Under Bruening’s theory, this was never supposed to happen.  Providing a financial cushion was supposed to create an environment where the lower class could prosper.  It was supposed to replace anxiety with the courage to succeed.  Instead, we’ve seen little progress in creating a culture of responsibility and family values.  Bruening’s plea for a child allowance credit will therefore not do much to deter the rotten lifestyle that either kills off its unborn or raises children to be antisocial delinquents.

It shouldn’t be hard to see why.  In economics, incentives matter. If you pay people to have children, they will have more.  But a guaranteed income doesn’t automatically translate into a loving and secure upbringing.  There is no mechanism that forces that money to go toward diapers, mashed peas, formula, or proper schooling.  It’s simply free cash that encourages irresponsible sex.

Such efforts require a more individual level of influence.  Personal stories shared by women about terminated pregnancies can go a long way in showing just how the potentiality of motherhood weighs heavy on those who gave it up.  They can be used to condemn the act of infanticide while not forgetting the flawed human beings who go through with the practice.  More should be welcomed into the public sphere.  The Kermit Gosnells of the world should not make pro-lifers shy away from engaging on a truly deep level.

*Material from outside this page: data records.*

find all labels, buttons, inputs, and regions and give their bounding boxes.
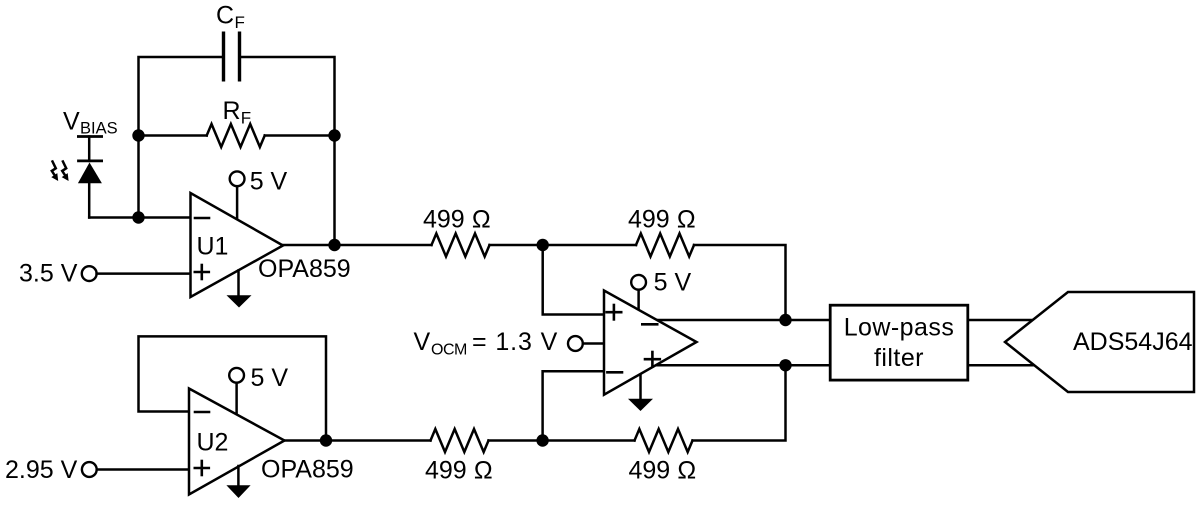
svg-text:C: C — [216, 2, 234, 30]
svg-text:V: V — [414, 328, 431, 356]
U3 input - pin mark — [607, 371, 622, 374]
photodiode D1 — [77, 137, 103, 218]
wire: junction B down chain to FDA - input — [543, 371, 604, 440]
wire: 2.95 V to U2 non-inverting input — [97, 468, 189, 471]
svg-text:499 Ω: 499 Ω — [425, 457, 493, 485]
U2 minus pin mark — [195, 411, 209, 414]
node: U2 output feedback junction — [320, 434, 332, 446]
wire: junction A down to FDA + input — [543, 245, 604, 315]
op-amp U2 — [189, 389, 285, 495]
wire: top feedback branch left (loop corner to CF) — [139, 57, 224, 136]
U2 feedback loop wire — [139, 336, 327, 440]
node A: top summing junction — [537, 239, 549, 251]
fully differential amplifier U3 — [604, 291, 697, 395]
U3 output + pin mark — [645, 352, 660, 367]
wire: photodiode to U1 inverting input — [89, 216, 190, 219]
svg-text:5 V: 5 V — [251, 364, 289, 392]
U3 input + pin mark — [607, 305, 622, 319]
svg-text:filter: filter — [874, 344, 924, 372]
ground (U2) — [226, 466, 250, 498]
label RF — [223, 97, 252, 128]
svg-text:BIAS: BIAS — [80, 120, 118, 138]
svg-text:F: F — [235, 13, 245, 32]
supply terminal 5 V (FDA) — [631, 275, 646, 311]
capacitor CF — [224, 32, 240, 82]
svg-text:499 Ω: 499 Ω — [629, 457, 697, 485]
wire: FDA output - (bottom) to LPF — [652, 364, 830, 367]
svg-text:Low-pass: Low-pass — [844, 314, 955, 342]
svg-text:3.5 V: 3.5 V — [19, 260, 78, 288]
svg-text:5 V: 5 V — [250, 168, 288, 196]
wire: LPF to ADC bottom — [968, 364, 1035, 367]
svg-text:499 Ω: 499 Ω — [628, 206, 696, 234]
svg-text:ADS54J64: ADS54J64 — [1073, 328, 1193, 356]
wire: LPF to ADC top — [968, 319, 1035, 322]
svg-text:OCM: OCM — [431, 342, 467, 359]
svg-text:U1: U1 — [197, 233, 229, 261]
light arrow 2 — [62, 162, 69, 182]
label VBIAS — [63, 108, 118, 138]
node: RF left junction — [132, 129, 144, 141]
wire: right loop vertical down to U1 output node — [333, 136, 336, 246]
svg-text:V: V — [63, 108, 80, 136]
svg-text:499 Ω: 499 Ω — [423, 206, 491, 234]
label VOCM = 1.3 V — [414, 328, 559, 359]
svg-text:5 V: 5 V — [654, 269, 692, 297]
resistor R4 (bottom feedback) — [635, 429, 693, 452]
wire: FDA output + (top) to LPF — [650, 319, 830, 322]
wire: top feedback branch right (CF to loop corner) — [240, 57, 335, 136]
ADC block ADS54J64 — [1005, 292, 1194, 392]
supply terminal 5 V (U2) — [229, 368, 244, 415]
U1 minus pin mark — [195, 217, 209, 220]
wire: R2 to R4 with junction B — [489, 439, 635, 442]
terminal: VOCM input — [568, 336, 583, 351]
svg-text:OPA859: OPA859 — [258, 255, 351, 283]
svg-text:R: R — [223, 97, 241, 125]
node: FDA bottom output junction — [779, 359, 791, 371]
U2 plus pin mark — [195, 461, 209, 475]
op-amp U1 — [191, 193, 284, 297]
wire: 3.5 V to U1 non-inverting input — [97, 272, 191, 275]
wire: left loop vertical down to inverting node — [137, 136, 140, 218]
terminal: 3.5 V input — [82, 266, 97, 281]
wire: RF branch right — [265, 134, 335, 137]
resistor R1 — [432, 234, 490, 257]
low-pass filter block — [830, 305, 968, 380]
wire: U2 output to R2 — [285, 439, 431, 442]
U1 plus pin mark — [195, 265, 209, 279]
label Low-pass filter — [844, 314, 955, 373]
node: FDA top output junction — [779, 314, 791, 326]
wire: RF branch left — [139, 134, 207, 137]
ground (FDA) — [628, 370, 653, 411]
resistor R2 — [431, 429, 489, 452]
wire: R1 to R3 with junction A — [490, 244, 637, 247]
U3 output - pin mark — [642, 323, 657, 326]
wire: R4 to bottom output node — [693, 365, 786, 440]
svg-text:OPA859: OPA859 — [261, 456, 354, 484]
wire: R3 to top output node — [694, 245, 786, 320]
svg-text:= 1.3 V: = 1.3 V — [472, 328, 558, 356]
wire: VOCM stub — [583, 342, 604, 345]
node: U1 output feedback junction — [328, 239, 340, 251]
label CF — [216, 2, 245, 33]
node B: bottom summing junction — [536, 434, 548, 446]
svg-text:2.95 V: 2.95 V — [5, 456, 78, 484]
ground (U1) — [227, 271, 252, 308]
light arrow 1 — [51, 162, 58, 182]
svg-text:U2: U2 — [197, 429, 229, 457]
VBIAS supply bar — [77, 135, 103, 138]
wire: U1 output to R1 — [283, 244, 432, 247]
supply terminal 5 V (U1) — [230, 171, 245, 219]
node: RF right junction — [328, 129, 340, 141]
node: inverting input junction — [132, 211, 144, 223]
resistor R3 (top feedback) — [636, 234, 694, 257]
resistor RF — [207, 124, 265, 147]
terminal: 2.95 V input — [82, 462, 97, 477]
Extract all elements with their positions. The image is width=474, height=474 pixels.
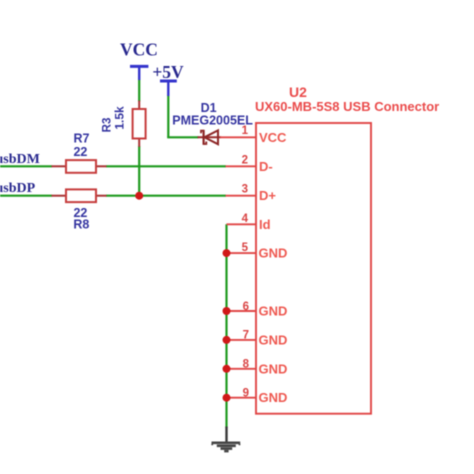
svg-text:5: 5 [242, 242, 249, 254]
svg-text:R8: R8 [73, 217, 89, 231]
svg-text:UX60-MB-5S8 USB Connector: UX60-MB-5S8 USB Connector [255, 99, 439, 114]
svg-text:22: 22 [73, 145, 87, 159]
svg-text:9: 9 [243, 388, 249, 400]
svg-text:GND: GND [259, 390, 288, 405]
junction dot pin 5 [223, 249, 231, 257]
wire usbDM net left segment [0, 165, 52, 167]
svg-text:7: 7 [243, 330, 249, 342]
pin 8 [227, 368, 257, 370]
svg-text:+5V: +5V [152, 62, 184, 82]
svg-text:R7: R7 [74, 131, 90, 145]
resistor R3 [133, 101, 146, 147]
svg-text:D-: D- [259, 159, 273, 174]
power port VCC [120, 40, 158, 81]
pin 3 [226, 195, 257, 197]
pin 7 [227, 339, 257, 341]
junction dot pin 7 [223, 336, 231, 344]
wire R3 bottom to usbDP [138, 146, 140, 196]
ground symbol [212, 427, 241, 452]
wire usbDP net left segment [0, 195, 52, 197]
diode D1 lead [198, 136, 222, 138]
wire usbDP R8 to pin3 [106, 195, 226, 197]
wire usbDM R7 to pin2 [106, 165, 226, 167]
svg-text:U2: U2 [289, 84, 307, 100]
svg-text:D+: D+ [259, 188, 276, 203]
svg-text:2: 2 [242, 154, 248, 166]
svg-text:usbDM: usbDM [0, 152, 40, 167]
junction dot at R3/usbDP [135, 192, 143, 200]
svg-text:1: 1 [242, 125, 249, 137]
diode D1 schottky symbol [201, 130, 218, 145]
pin 5 [227, 252, 257, 254]
wire +5V stem down [167, 95, 169, 137]
pin 1 [220, 136, 256, 138]
svg-text:6: 6 [243, 301, 249, 313]
junction dot pin 8 [223, 365, 231, 373]
resistor R7 [52, 160, 107, 173]
svg-text:Id: Id [259, 217, 271, 232]
svg-text:4: 4 [242, 213, 249, 225]
pin 9 [227, 397, 257, 399]
wire VCC stem to R3 [138, 80, 140, 102]
svg-text:1.5k: 1.5k [113, 106, 127, 130]
junction dot pin 6 [223, 307, 231, 315]
pin 6 [227, 310, 257, 312]
component U2 box [256, 123, 371, 414]
junction dot pin 9 [223, 394, 231, 402]
svg-text:GND: GND [259, 361, 288, 376]
svg-text:usbDP: usbDP [0, 181, 36, 196]
pin 2 [226, 165, 257, 167]
power port +5V [152, 62, 184, 96]
svg-text:3: 3 [242, 184, 248, 196]
wire GND vertical bus [225, 224, 227, 428]
svg-text:GND: GND [259, 332, 288, 347]
svg-text:VCC: VCC [120, 40, 158, 60]
svg-text:8: 8 [243, 359, 250, 371]
resistor R8 [52, 189, 107, 202]
pin 4 [227, 223, 257, 225]
svg-text:VCC: VCC [259, 130, 287, 145]
svg-text:GND: GND [259, 304, 288, 319]
wire +5V corner to diode [167, 136, 198, 138]
svg-text:GND: GND [259, 246, 288, 261]
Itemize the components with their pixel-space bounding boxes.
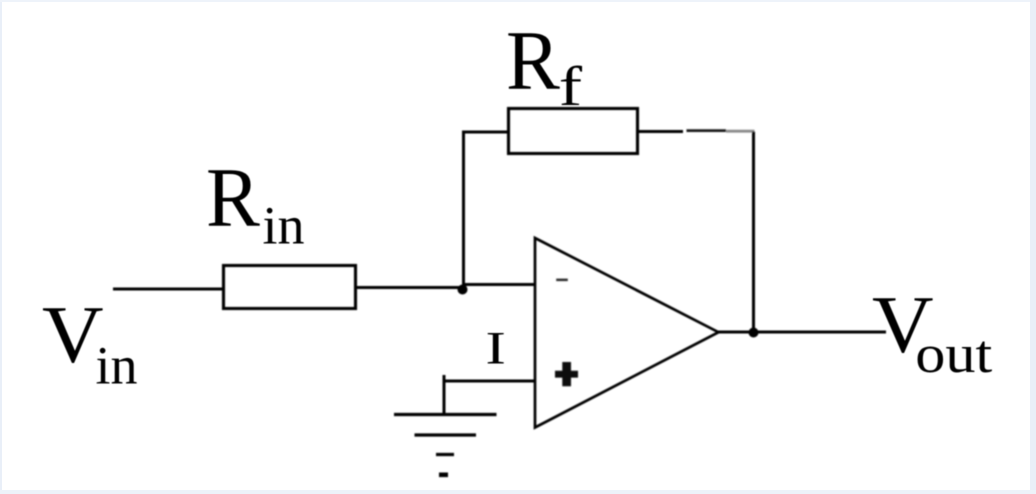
svg-text:I: I xyxy=(486,321,506,374)
ground stem xyxy=(443,375,446,415)
svg-text:out: out xyxy=(915,325,992,384)
wire riser node A up to Rf xyxy=(462,131,465,290)
resistor Rf body xyxy=(509,109,638,154)
wire feedback riser down to output node xyxy=(752,132,755,334)
node A junction dot xyxy=(458,285,468,295)
svg-text:f: f xyxy=(559,55,583,117)
svg-text:R: R xyxy=(206,150,261,244)
wire Rf right lead gray segment xyxy=(726,130,755,133)
ground bar 3 xyxy=(436,453,454,456)
svg-text:in: in xyxy=(96,336,138,396)
page edge bottom xyxy=(0,490,1036,494)
svg-text:in: in xyxy=(263,196,305,256)
wire Rf left lead xyxy=(462,131,509,134)
op-amp U1 triangle xyxy=(535,238,719,428)
op-amp plus sign xyxy=(555,362,578,386)
op-amp minus sign xyxy=(556,279,568,282)
svg-text:V: V xyxy=(42,289,104,380)
ground bar 4 xyxy=(439,472,448,477)
wire node A to op-amp inverting input xyxy=(462,283,535,286)
ground bar 1 xyxy=(394,413,497,416)
node B output junction dot xyxy=(749,328,759,338)
wire input lead xyxy=(113,288,224,291)
wire op-amp noninverting input xyxy=(444,380,535,383)
wire Rin to node A xyxy=(356,286,464,289)
resistor Rin body xyxy=(224,266,356,309)
page edge top xyxy=(0,0,1036,2)
svg-text:R: R xyxy=(506,13,561,107)
wire Rf right lead dark segment xyxy=(687,129,727,132)
wire Rf right lead black segment xyxy=(637,130,683,133)
page edge right xyxy=(1030,0,1036,494)
page edge left xyxy=(0,0,2,494)
wire output lead xyxy=(718,331,886,334)
ground bar 2 xyxy=(415,433,477,436)
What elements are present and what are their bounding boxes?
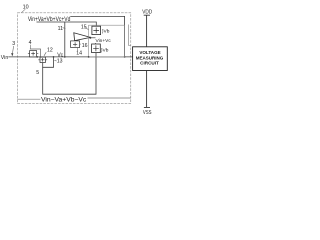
junction inner box left on wire — [88, 56, 90, 58]
svg-text:16: 16 — [82, 43, 88, 49]
wire main horizontal — [8, 56, 132, 58]
wire mid node into lower source — [95, 43, 97, 44]
top chain output wire — [70, 16, 124, 57]
wire right jog — [129, 25, 131, 46]
source box B (below wire) — [40, 57, 45, 62]
leader for 12 — [44, 52, 46, 56]
svg-text:MEASURING: MEASURING — [136, 55, 164, 61]
offset source box Va — [71, 41, 80, 48]
svg-text:)Vb: )Vb — [102, 29, 110, 35]
op-amp triangle — [74, 33, 91, 41]
svg-text:4: 4 — [29, 40, 32, 46]
junction after box A — [36, 56, 38, 58]
svg-text:5: 5 — [36, 70, 39, 76]
svg-text:VSS: VSS — [143, 110, 152, 116]
source box A (on wire) — [30, 51, 37, 57]
wire from box B down, branch to wire — [43, 57, 54, 67]
bypass wire over box A — [30, 49, 41, 57]
svg-text:Vc: Vc — [57, 52, 63, 58]
svg-text:10: 10 — [23, 5, 29, 11]
svg-text:CIRCUIT: CIRCUIT — [140, 61, 159, 67]
voltage measuring circuit box — [133, 47, 168, 71]
svg-text:14: 14 — [76, 51, 82, 57]
amp output node dot — [89, 37, 91, 39]
inner solid box around sources — [89, 25, 125, 57]
leader for label 10 — [21, 9, 25, 13]
svg-text:)Vb: )Vb — [101, 48, 109, 54]
lower loop wire — [43, 53, 96, 95]
leader for 11 — [63, 27, 66, 30]
wire bottom edge left segment — [18, 98, 41, 100]
source box +Vb bottom — [92, 44, 101, 53]
leader arrow for 3 — [13, 46, 14, 53]
svg-text:Vin+Va+Vb+Vc+Vd: Vin+Va+Vb+Vc+Vd — [28, 16, 71, 23]
svg-text:Vin+Vc: Vin+Vc — [96, 38, 112, 44]
svg-text:VOLTAGE: VOLTAGE — [139, 50, 161, 56]
svg-text:11: 11 — [58, 26, 63, 32]
svg-text:15: 15 — [81, 24, 87, 30]
svg-text:Vin−Va+Vb−Vc: Vin−Va+Vb−Vc — [41, 96, 86, 103]
leader for 13 — [54, 59, 56, 62]
leader for 16 — [79, 44, 81, 45]
leader for 15 — [85, 28, 89, 30]
source box +Vb top — [92, 26, 101, 34]
svg-text:Vin: Vin — [1, 55, 9, 61]
VSS rail — [144, 71, 150, 108]
svg-text:VDD: VDD — [142, 10, 152, 16]
dashed block 10 outline — [18, 13, 131, 104]
wire bottom edge right segment — [88, 97, 131, 99]
leader for 4 — [30, 45, 32, 49]
leader for 14 — [77, 48, 79, 51]
svg-text:13: 13 — [57, 59, 63, 65]
upper loop wire node 11 — [37, 22, 97, 57]
svg-text:12: 12 — [47, 48, 53, 54]
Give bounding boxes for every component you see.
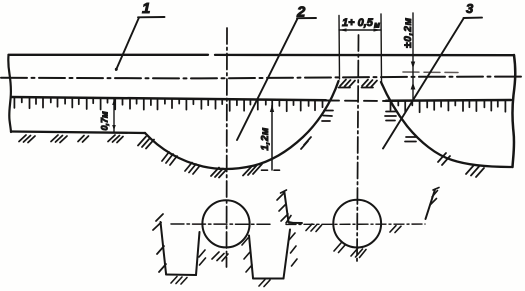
- detail A: inner right wall hatches: [242, 238, 252, 272]
- detail A: left wall hatches: [153, 214, 166, 272]
- ground line left section: [11, 97, 326, 100]
- detail B: surface hatches left: [306, 224, 322, 232]
- svg-text:1+ 0,5: 1+ 0,5: [342, 17, 374, 29]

Throwing money at an issue as contentious and despairing as unfettered abortion is a non-starter.  Government subsidies fail to get to the core of the matter – namely, the fact that denying the chance to live for the most defenseless among us is too vile for words.  That explains why most women regret missing their chance to create and nurture a brand new life.

Proponents of a government-provided child allowance program might have their hearts in the right place, but the world doesn’t always run on humanitarian ideas.  Decades of Sexual Revolution politicking and a false sense of liberty created the modern abortion debate.  It’s going to take decades to reverse the cultural backslide.  The last thing a pro-life advocate should ask for is another government program.